REHEMANI (le paradis sur terre), élimination des NYUMBA ZA MASATSA (taudis servant de logement), EMERGENCE ! Des mots d’ordre féconds rabaissés à des simples slogans démagogiques. Et voilà que les ASSISES NATIONALES suivent la même voie. Cette perspective si prometteuse a pris un chemin tortueux pouvant déboucher à une catastrophe nationale.

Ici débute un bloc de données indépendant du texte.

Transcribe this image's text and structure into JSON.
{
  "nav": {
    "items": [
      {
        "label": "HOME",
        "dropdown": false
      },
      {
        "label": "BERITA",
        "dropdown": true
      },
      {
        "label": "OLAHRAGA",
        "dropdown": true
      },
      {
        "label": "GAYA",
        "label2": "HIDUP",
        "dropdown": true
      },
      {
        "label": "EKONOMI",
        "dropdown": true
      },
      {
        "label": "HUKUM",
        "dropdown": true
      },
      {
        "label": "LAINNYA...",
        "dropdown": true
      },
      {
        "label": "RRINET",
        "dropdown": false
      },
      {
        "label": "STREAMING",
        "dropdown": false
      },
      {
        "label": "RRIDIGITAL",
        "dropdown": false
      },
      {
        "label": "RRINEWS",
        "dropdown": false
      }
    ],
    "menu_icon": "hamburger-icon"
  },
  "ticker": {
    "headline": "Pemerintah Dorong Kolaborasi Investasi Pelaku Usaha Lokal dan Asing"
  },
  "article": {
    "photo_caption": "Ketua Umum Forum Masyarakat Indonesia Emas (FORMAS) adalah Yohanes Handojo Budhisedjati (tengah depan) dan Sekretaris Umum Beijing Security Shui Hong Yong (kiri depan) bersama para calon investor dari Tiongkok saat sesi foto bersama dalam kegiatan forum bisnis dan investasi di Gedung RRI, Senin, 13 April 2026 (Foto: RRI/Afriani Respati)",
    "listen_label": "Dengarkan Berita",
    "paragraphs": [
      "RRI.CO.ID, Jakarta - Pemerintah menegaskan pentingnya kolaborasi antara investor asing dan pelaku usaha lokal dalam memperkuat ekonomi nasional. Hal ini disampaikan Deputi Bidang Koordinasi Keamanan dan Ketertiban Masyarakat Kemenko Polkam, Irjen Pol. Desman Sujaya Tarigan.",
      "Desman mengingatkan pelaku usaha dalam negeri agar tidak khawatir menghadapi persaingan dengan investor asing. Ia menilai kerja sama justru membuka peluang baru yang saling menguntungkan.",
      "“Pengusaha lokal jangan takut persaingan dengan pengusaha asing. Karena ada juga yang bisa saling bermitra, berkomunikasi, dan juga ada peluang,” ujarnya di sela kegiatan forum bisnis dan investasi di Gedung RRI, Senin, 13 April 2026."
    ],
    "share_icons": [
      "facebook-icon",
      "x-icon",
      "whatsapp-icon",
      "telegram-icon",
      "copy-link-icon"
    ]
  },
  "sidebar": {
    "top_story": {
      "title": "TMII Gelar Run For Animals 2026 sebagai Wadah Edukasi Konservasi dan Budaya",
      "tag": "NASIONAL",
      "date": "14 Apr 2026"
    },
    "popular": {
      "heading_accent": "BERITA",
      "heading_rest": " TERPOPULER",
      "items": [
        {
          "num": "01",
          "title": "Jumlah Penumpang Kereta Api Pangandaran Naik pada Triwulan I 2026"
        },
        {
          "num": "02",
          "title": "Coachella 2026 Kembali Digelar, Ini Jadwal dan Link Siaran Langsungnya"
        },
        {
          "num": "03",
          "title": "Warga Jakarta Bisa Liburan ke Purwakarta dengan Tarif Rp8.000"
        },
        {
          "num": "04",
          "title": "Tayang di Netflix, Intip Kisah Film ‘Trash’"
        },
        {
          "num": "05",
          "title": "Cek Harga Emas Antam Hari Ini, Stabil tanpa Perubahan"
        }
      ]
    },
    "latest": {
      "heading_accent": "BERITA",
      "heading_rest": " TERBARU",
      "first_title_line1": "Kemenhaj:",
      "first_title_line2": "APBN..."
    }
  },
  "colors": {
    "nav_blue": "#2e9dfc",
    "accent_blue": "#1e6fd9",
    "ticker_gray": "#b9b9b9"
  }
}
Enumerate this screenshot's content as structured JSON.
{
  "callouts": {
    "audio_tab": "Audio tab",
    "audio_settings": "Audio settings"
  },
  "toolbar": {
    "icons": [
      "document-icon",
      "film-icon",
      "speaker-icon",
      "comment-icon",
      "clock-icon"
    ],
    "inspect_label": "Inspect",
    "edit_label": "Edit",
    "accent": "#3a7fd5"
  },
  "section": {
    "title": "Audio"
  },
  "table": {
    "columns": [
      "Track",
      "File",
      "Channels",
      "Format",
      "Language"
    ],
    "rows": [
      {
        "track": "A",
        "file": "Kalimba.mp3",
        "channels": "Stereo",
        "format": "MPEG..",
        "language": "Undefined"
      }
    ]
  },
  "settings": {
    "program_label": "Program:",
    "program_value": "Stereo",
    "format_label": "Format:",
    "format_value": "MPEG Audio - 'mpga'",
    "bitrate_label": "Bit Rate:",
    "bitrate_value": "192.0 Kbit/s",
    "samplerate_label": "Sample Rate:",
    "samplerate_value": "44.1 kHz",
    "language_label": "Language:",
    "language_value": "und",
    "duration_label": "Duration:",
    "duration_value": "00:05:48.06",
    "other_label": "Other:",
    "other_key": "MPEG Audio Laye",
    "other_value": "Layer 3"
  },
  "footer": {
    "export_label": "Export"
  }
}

Depuis que certains ont fait de la Tournante le centre des débats des assises, l’atmosphère s’est viciée jusqu’à devenir irrespirable. Le processus a été rapide : des déclarations laissant supposer aux affirmations provocatrices sur la suppression de la Tournante. Les insultes ont rapidement pris le pas sur l’argumentation. Le Mouvement du 11 août appela au calme en vain. Il tenta de mettre le holà aux dérives des uns et des autres avec une déclaration publique : « LES ASSISES NATIONALES SERONT INDEPENDANTES, INCLUSIVES, DANS UNE ATMOSPHERE DETENDUE OU NE SERONT PAS ».Certains en furent excédés. Le mal était fait et le M11 n’était pas capable de faire revenir la sérénité nécessaire à des échanges apaisés visant la compréhension des maux qui rongent le pays. Les positions se raidirent et l’esprit partisan pris irrémédiablement le dessus.

Tout analyste honnête ne peut que constater que les assises sont celles du pouvoir avec une caution douteuse d’un M11 de plus en plus décrédibilisé. Tout analyste honnête ne peut que constater l’atmosphère exécrable qui prévaut dans le pays en ce moment. Les assises nationales ont complètement perdu leur intérêt. Elles sont devenues un slogan du pouvoir, à tel point que les « wahelezi » (ceux qui infiltrent les pouvoir pour se placer) s’y engouffrent sans retenue.

Mais il y a un danger précis qui menace le pays. Les séparatistes de Ndzuani clament à qui veut les entendre qu’ils sont prêts à se battre pour leur tour, pour leur autonomie. Les séparatistes de Ngazidja sont entrain de relever la tête. Ils seraient plus séparatistes que leurs compères de Ndzuani et ils menacent d’expulser les wadzuani de Ngazidja. Ils auraient même avancé une date fatidique : le 31/12/2017. Ce ne sont pas des choses à prendre à la légère. Notre pays est loin d’être à l’abri de ce genre de catastrophe qui a frappé bien des pays, y compris des pays très proches. Un simple incident peut allumer un incendie.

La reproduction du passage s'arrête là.